Searchable abstracts of presentations at key conferences in endocrinology
Endocrine Abstracts (2009) 19 P3

SFEBES2009 Poster Presentations Bone (21 abstracts)

Bone parameters and body composition in paediatric renal patients in the year following transplantation

S Khanna 1 , S Waller 2 , D King 2 , M Wallace 3 , H Maxwell 2 & SF Ahmed 1


1Bone and Endocrine Research Group, RHSC, Glasgow, UK; 2Renal Unit, RHSC, Glasgow, UK; 3Glasow Royal Infirmary, Glasgow, UK.
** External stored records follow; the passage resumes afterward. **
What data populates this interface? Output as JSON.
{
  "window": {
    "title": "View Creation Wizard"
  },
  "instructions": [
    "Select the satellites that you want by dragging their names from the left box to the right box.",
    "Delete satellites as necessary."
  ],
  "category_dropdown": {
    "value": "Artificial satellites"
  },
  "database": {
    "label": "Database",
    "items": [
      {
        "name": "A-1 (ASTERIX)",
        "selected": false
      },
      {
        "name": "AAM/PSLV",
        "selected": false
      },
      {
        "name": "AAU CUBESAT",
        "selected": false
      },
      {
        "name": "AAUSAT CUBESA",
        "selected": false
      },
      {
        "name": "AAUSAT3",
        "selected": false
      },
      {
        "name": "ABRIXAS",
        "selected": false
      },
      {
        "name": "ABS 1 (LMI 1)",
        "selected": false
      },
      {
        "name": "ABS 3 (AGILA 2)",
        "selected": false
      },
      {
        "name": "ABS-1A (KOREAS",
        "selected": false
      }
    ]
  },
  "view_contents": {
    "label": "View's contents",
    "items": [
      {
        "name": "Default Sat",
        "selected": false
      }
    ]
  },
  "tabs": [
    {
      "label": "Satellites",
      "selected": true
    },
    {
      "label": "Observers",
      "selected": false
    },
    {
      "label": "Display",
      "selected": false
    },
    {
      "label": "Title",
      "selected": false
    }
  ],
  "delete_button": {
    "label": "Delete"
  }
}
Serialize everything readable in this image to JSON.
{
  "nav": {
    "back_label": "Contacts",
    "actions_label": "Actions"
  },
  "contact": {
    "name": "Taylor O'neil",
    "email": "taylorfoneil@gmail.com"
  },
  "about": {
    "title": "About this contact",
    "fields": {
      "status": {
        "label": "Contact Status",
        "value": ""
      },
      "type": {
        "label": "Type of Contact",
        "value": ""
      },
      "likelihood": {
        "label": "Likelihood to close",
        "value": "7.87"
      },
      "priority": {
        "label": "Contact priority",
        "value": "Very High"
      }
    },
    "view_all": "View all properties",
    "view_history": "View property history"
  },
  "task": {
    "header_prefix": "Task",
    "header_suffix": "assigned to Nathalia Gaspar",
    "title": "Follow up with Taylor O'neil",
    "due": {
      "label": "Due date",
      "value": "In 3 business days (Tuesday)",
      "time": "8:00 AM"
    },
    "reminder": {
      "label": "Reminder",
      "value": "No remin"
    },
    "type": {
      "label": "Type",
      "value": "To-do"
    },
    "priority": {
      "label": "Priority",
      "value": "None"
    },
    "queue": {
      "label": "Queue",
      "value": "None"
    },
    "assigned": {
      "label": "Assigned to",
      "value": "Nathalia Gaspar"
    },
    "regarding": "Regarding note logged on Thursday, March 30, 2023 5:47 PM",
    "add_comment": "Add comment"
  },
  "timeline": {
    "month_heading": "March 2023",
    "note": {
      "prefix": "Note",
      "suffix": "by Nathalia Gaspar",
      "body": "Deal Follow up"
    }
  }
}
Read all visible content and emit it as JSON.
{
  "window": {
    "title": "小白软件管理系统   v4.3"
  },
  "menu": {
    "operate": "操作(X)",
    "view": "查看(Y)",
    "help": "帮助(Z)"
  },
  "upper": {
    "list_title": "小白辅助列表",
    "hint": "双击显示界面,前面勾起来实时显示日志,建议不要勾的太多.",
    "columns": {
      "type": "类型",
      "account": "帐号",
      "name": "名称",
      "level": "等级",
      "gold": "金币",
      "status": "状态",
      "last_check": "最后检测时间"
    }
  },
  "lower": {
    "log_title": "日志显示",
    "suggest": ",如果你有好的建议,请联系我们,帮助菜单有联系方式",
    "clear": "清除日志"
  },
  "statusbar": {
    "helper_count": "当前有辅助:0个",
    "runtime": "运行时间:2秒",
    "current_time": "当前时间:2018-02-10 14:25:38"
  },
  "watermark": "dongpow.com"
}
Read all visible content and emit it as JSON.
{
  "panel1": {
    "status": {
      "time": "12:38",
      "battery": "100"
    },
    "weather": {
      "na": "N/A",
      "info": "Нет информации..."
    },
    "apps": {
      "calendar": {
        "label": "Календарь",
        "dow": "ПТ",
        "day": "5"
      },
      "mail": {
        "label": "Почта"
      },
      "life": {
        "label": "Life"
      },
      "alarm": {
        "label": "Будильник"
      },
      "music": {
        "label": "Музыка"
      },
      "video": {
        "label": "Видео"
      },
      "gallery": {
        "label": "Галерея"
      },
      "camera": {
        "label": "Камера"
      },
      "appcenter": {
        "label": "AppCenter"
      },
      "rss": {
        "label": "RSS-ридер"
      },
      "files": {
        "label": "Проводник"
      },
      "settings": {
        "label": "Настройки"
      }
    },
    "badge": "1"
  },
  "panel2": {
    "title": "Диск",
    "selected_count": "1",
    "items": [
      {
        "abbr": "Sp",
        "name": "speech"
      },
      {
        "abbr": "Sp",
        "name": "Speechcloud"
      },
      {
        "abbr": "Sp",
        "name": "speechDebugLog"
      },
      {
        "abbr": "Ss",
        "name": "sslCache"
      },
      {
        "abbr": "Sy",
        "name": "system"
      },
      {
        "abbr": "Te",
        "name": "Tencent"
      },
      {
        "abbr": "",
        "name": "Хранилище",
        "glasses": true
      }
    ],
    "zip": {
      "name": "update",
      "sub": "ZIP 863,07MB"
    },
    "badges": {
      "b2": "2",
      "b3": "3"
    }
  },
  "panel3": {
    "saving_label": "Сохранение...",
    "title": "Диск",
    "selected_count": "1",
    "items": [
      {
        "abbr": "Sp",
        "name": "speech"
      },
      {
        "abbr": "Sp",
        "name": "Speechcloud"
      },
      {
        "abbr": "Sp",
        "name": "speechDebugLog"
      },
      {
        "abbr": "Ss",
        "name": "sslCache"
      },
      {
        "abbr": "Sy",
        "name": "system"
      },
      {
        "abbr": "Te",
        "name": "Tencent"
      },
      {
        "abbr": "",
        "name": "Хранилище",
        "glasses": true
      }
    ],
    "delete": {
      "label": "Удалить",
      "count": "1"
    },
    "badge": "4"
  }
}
Introduction: Children with chronic renal failure may grow poorly and have altered bone metabolism and body composition. Post-renal transplant (Tx), improvement in these parameters may be hindered due to glucocorticoid exposure.

Aims & methods: To study changes in these parameters after Tx, anthropometry, bone mineral content (BMC) at total body (TB) and lumber spine (LS), lean mass (LM) and fat mass (FM) were analysed by DXA in 15 children (median age 12.8 years, range 4.2–16.8 years) at pre TX, and 6 and 12 months post-Tx and BMC was corrected for height (ppBMCht). Urinary DPD was measured, and serum biomarker data were collected from routine clinical tests.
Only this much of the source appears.